What you might not have known about Alexander the Great

Alexander the Great (Alexander III the Great, in Muslims Iskander Zulkarnain) was a Macedonian king from 336 BC of the Argead dynasty, a warlord, and creator of a world power that collapsed after his death.

The commander, who changed the world and built one of the greatest empires, lived only 32 years…

The exact date of birth of Alexander the Great is unknown. He was born in 356 B.C., and as a possible date of birth, they call the period from July 21 to 23, as well as from October 6 to 10.

According to legend, he was born on the night that Herostratus set fire to the temple of Artemis of Ephesus.

One of Alexander the Great’s teachers was the philosopher Aristotle. Thanks to studies with Aristotle, the future conqueror became interested in medicine, philosophy, and literature for life.

The basis for the conquests of Alexander the Great was laid by his father, Philip II of Macedon, who created a powerful army and united the Greek city-states in the Corinthian Union.

Alexander the Great

At the age of 10, Alexander of Macedon managed to tame the stallion named Bucephalus, who had never before submitted to anyone, including his father, Philip II of Macedon.
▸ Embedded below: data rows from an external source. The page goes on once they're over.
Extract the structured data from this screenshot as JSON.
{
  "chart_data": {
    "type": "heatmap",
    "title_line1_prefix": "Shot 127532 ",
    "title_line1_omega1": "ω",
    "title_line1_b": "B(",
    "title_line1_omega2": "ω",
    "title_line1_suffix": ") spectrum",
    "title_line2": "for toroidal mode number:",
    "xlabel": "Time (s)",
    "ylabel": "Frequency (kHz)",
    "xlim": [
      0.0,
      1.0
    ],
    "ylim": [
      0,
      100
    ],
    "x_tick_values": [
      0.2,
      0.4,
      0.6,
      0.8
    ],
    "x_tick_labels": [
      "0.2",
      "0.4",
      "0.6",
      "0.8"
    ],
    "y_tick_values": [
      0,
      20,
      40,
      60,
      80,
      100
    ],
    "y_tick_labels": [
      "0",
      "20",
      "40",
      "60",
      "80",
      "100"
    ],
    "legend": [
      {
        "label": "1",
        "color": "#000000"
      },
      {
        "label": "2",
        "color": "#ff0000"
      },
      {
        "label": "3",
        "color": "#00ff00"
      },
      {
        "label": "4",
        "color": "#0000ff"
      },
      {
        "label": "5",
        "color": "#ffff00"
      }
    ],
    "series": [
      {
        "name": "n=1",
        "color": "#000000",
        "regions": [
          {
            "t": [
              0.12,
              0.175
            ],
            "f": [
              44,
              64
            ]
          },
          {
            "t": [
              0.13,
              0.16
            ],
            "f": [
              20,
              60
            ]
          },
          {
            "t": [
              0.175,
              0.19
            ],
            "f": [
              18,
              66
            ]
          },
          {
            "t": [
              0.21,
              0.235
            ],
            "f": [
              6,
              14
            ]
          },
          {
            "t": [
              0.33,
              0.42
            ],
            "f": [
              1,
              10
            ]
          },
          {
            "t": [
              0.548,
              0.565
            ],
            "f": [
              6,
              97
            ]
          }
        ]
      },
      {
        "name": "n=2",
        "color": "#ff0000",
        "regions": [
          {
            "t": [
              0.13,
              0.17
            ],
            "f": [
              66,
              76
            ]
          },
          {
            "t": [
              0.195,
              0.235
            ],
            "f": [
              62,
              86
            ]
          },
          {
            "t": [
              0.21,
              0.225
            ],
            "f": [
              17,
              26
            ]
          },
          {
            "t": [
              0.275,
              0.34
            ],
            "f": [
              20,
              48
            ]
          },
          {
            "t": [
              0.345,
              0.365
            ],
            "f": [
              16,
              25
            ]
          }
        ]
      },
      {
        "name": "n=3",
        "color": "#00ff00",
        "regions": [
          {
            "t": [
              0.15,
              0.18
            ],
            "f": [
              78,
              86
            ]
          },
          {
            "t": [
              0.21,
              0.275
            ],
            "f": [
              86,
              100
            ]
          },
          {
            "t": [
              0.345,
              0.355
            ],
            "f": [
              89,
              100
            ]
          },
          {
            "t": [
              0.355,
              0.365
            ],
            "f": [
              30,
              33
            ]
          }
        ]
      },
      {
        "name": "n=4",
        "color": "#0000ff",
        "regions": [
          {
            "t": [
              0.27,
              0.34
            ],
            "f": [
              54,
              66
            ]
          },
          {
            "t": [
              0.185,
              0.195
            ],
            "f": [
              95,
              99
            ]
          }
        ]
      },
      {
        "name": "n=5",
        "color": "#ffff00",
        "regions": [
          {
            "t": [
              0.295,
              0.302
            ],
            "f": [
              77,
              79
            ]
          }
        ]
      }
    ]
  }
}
Bucephalus became Alexander’s favorite and accompanied him on all campaigns, but he did not participate in battles because the conqueror took care of his best horse.

During one of the military campaigns, the army of Alexander the Great approached the city of Lampsacus, where the historian Anaximenes, who had once been the teacher of rhetoric at the conqueror, lived. In order to save the city, Anaximenes went to Macedon.

The latter, seeing his teacher, declared that he would do nothing of what Anaximenes asked. Then the historian asked that the city be captured and sacked. Alexander, keeping his word, was forced to retreat from Lampsacus, and the city was saved.

At the age of 16, Alexander the Great was substituting his father, who was on a military campaign, and in this capacity, he suppressed a revolt of the Thracian tribe of the Medes, creating the place of the Thracian settlement, the city of Alexandropol.

When Alexander became king of Macedonia in 336 BC, he killed all other claimants to the throne except his brother Arridaeus, who suffered from dementia. The brother outlived Alexander and, in 323 B.C., became the new Macedonian king under the name of Philip III Arrideus.

After capturing the city of Thebes in 335 BC, whose inhabitants revolted against the power of Alexander the Great, the conqueror turned its entire population into slaves. By selling the newfound slaves, Alexander covered the debts of the royal treasury left by his father.

The headquarters of Alexander the Great’s army of many thousands of soldiers also included scientists and historians because the king also set the task of scientific exploration of new lands during his campaigns.

After capturing Egypt in 322 B.C., Alexander the Great founded the city of Alexandria, which became one of the main cultural centers of the Ancient World and the largest city in Egypt.

Statue of Alexander the Great
Statue of Alexander the Great

During the battle of Gaugamela on October 1, 331, which was the decisive battle in the war against Persia, Alexander the Great, having 40 thousand soldiers on foot and 7 thousand on horseback, defeated the army of the Persian king Darius, which exceeded the Macedonian army in quantity by several times. In this battle, the army of Alexander the Great lost about 1,000 people against 30,000 killed by the Persians.

In order to strengthen his power in the conquered lands, Alexander the Great moved Greeks and Macedonians into them, founding new cities in them. At the same time, the political and military elite of the conquered states were given positions and high positions in Alexander’s empire. Greek language and culture were widely spread in the vast territories. This phenomenon was called “Hellenism”.

A Roman copy of a bust by the Greek sculptor Lysippus, preserved in the Louvre Museum, is considered the only surviving image of Alexander the Great made from life.

Alexander the Great had two sons – illegitimate Heracles by his mistress Barsina and Alexander by Princess Roxana of Bactria, born one month after his father’s death. In 309 B.C., 18-year-old Heracles and 14-year-old Alexander were killed in a power struggle, bringing an end to the Macedonian royal dynasty that had ruled for more than 400 years.

The collapse of the huge empire of Alexander the Great, which began immediately after his death in 323 B.C., was accompanied by a series of so-called “wars of diadochi” (warlords), which lasted for twenty years. Finally, the confrontation of the former companions of Macedonian ended only with the death of the last of them in 281 B.C.